In South-east Asian countries like Indonesia, Malaysia, the Philippines and Vietnam, OTT platforms now account for 34% of users, with over 200m people now streaming such services. Chinese social media app TikTok has begun to reach these markets as well with its OTT service TikTok TV.

Earlier this year, US video platform YouTube began exploring becoming a FAST platform to compete with Roku and Plex, a natural extension of its AVoD services.

The bumpy ride of Netflix over the past year is also illustrative of the powerful shift towards OTT. The streaming service lost 1m subscribers in the second quarter of 2022, mostly from Europe and North America, where it is cracking down on multiple-user accounts. In the first quarter of 2023 it added 1.75m subscribers, 1.46m of whom were in the Asia-Pacific region.

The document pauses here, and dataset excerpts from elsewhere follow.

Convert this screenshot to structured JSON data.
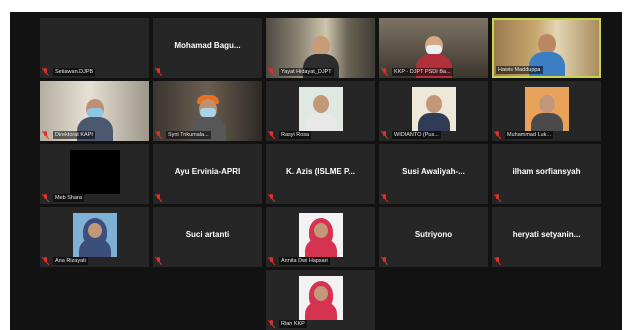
{
  "colors": {
    "stage_bg": "#121212",
    "tile_bg": "#262626",
    "active_speaker_border": "#c9d44a",
    "muted_icon": "#e0302a"
  },
  "icons": {
    "muted": "mic-muted-icon"
  },
  "participants": [
    {
      "id": "p1",
      "name": "Setiawan.DJPB",
      "display": "name-only",
      "muted": true
    },
    {
      "id": "p2",
      "name": "Mohamad Bagu...",
      "display": "center-name",
      "muted": true
    },
    {
      "id": "p3",
      "name": "Yayat Hidayat_DJPT",
      "display": "video",
      "muted": true
    },
    {
      "id": "p4",
      "name": "KKP - DJPT PSDI Ba...",
      "display": "video",
      "muted": true
    },
    {
      "id": "p5",
      "name": "Hawis Madduppa",
      "display": "video",
      "muted": false,
      "active": true
    },
    {
      "id": "p6",
      "name": "Direktorat KAPI",
      "display": "video",
      "muted": true
    },
    {
      "id": "p7",
      "name": "Syni Trikumala...",
      "display": "video",
      "muted": true
    },
    {
      "id": "p8",
      "name": "Rasyi Rosa",
      "display": "photo",
      "muted": true
    },
    {
      "id": "p9",
      "name": "WIDIANTO (Pus...",
      "display": "photo",
      "muted": true
    },
    {
      "id": "p10",
      "name": "Muhammad Luk...",
      "display": "photo",
      "muted": true
    },
    {
      "id": "p11",
      "name": "Meb Shara",
      "display": "black",
      "muted": true
    },
    {
      "id": "p12",
      "name": "Ayu Ervinia-APRI",
      "display": "center-name",
      "muted": true
    },
    {
      "id": "p13",
      "name": "K. Azis (ISLME P...",
      "display": "center-name",
      "muted": true
    },
    {
      "id": "p14",
      "name": "Susi Awaliyah-...",
      "display": "center-name",
      "muted": true
    },
    {
      "id": "p15",
      "name": "ilham sorfiansyah",
      "display": "center-name",
      "muted": true
    },
    {
      "id": "p16",
      "name": "Ana Rizayati",
      "display": "photo",
      "muted": true
    },
    {
      "id": "p17",
      "name": "Suci artanti",
      "display": "center-name",
      "muted": true
    },
    {
      "id": "p18",
      "name": "Annita Dwi Hapsari",
      "display": "photo",
      "muted": true
    },
    {
      "id": "p19",
      "name": "Sutriyono",
      "display": "center-name",
      "muted": true
    },
    {
      "id": "p20",
      "name": "heryati setyanin...",
      "display": "center-name",
      "muted": true
    },
    {
      "id": "p21",
      "name": "Rian KKP",
      "display": "photo",
      "muted": true
    }
  ]
}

Customers may continue to opt for FAST platforms where they can find more content options without having to search through on-demand accounts. Moreover, many seem willing to watch advertising in exchange for free programming; some 75% of the 5000 FAST users recently surveyed by Paramount found the level of advertising tolerable. Netflix announced in January that it was considering adding a FAST channel offering.

Young and free

While the transition to FAST has yet to occur in Asia, Latin America has embraced the model. This may be due in part to the continent’s proximity to the US. Pluto TV entered Latin America in 2020, rebranded in 2021 as Pluto TV En Español and is now available in 17 Latin American countries.

The expansion of internet connectivity in the region from 57% in 2017 to 69% in 2022 – after a 103% increase in 2010-16 – is bringing an increasing number of customers online, as are the continent’s demographics: Millennial and Gen Z consumers account for 30% of the population.

In the region’s largest economies – Argentina, Brazil, Colombia and Mexico – 70% of respondents have already watched AVoD channels

Brazil and Mexico were two of the first 12 markets to have the option of Netflix’s new AVoD service when it debuted last November.

In Nigeria, AVO TV reached the milestone of 2m downloads in January 2023 and passed Netflix, Amazon Prime and others to become the top OTT platform in the country. AVO TV offers Nollywood movies, live sports, and more than 100 local and international channels through its FAST model and saw its best viewership numbers ever in February during the country’s presidential election. The company plans to expand its offerings to Ghana later this year.

Live sport

The segment of programming that remains wedded to traditional television platforms is sport, which accounts for both the highest television viewership and advertising revenue in developed countries and emerging markets alike.

Last June the professional cricket Indian Premier League sold its television rights for the 2023-27 cycle to Disney-owned Star India for $3.01bn and its digital media rights for the same period to Viacom18, a joint venture between Paramount and India’s TV18 for $3.04bn.

Meanwhile sport leagues generate most of their revenue from television, with football league FIFA earning a record $7.5bn through four years of its commercial deals for the World Cup in Qatar in 2022, of which 56% was from television broadcasting rights.

The FAST format is ideal for news and shows but has yet to break into the live sport market, although some companies are trying to forge inroads into targeted markets. Pluto TV reached a deal with the English Premier League last year to air one match per match day for free, while Paramount+ reached a similar deal to air games on its platform in Costa Rica, El Salvador, Guatemala, Honduras, Mexico, Nicaragua and Panama on an exclusive basis, as well as in Belize and the Dominican Republic on a non-exclusive basis.